She dropped the knife, which she had still held clutched in her numb fingers, and crumpled to the ground, staring at the rabbit's body. She felt Evander's soothing touch. 

"The things it said, they were all rubbish," he said, simply. "It wasn't Daniel, you know that. It was just picking things out of your own thoughts. It knew what you were most frightened of, and said that. It didn't think any of those things were true. It just wanted to hurt you. It just wanted you to do what it told you, and it knew that there was its way in." 

"It wanted me to stop chasing Lefay," Susan said, bleakly. "The thing is - the awful thing - I almost did. I nearly gave up." 
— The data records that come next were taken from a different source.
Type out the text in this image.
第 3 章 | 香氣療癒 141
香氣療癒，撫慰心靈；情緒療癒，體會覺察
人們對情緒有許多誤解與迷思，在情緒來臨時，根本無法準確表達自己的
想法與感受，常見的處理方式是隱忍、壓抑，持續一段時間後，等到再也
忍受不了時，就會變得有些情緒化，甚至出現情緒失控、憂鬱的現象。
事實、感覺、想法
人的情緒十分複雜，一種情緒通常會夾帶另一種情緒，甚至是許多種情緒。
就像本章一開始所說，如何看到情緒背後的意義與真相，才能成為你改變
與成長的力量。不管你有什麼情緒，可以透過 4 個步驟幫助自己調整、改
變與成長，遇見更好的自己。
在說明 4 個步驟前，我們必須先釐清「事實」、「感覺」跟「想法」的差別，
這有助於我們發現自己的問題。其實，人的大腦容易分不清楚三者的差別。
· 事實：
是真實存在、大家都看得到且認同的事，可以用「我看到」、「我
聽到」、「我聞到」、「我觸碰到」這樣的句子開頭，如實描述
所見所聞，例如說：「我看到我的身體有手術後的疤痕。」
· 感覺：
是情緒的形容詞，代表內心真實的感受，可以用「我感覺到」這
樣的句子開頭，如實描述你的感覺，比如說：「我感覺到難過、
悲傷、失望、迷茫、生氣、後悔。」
"You didn't," Evander said, stoutly. "You thought that you should, perhaps. You believed for a minute. But you never came anywhere near doing it. I don't believe you would have done if it really had been Daniel. You're stronger than you think." 

"I'm sorry," Susan said aloud, sniffing. "You shouldn't have had to hear all of that." 

"None of it was true, Evander said, equably, and she felt his calm acceptance with a rush of reassurance. "Daniel - I mean the real Daniel - doesn't think those things. They're your fears. The thing, the kvalara, just saw them and used them."

"How do you know he doesn't think them?" Susan said. 

""Because I can see where they came from. Somebody else said them, to hurt you, a long time ago, and they built a cage for you. You've been living in it ever since. It's time you climbed out of it. It's all nonsense." 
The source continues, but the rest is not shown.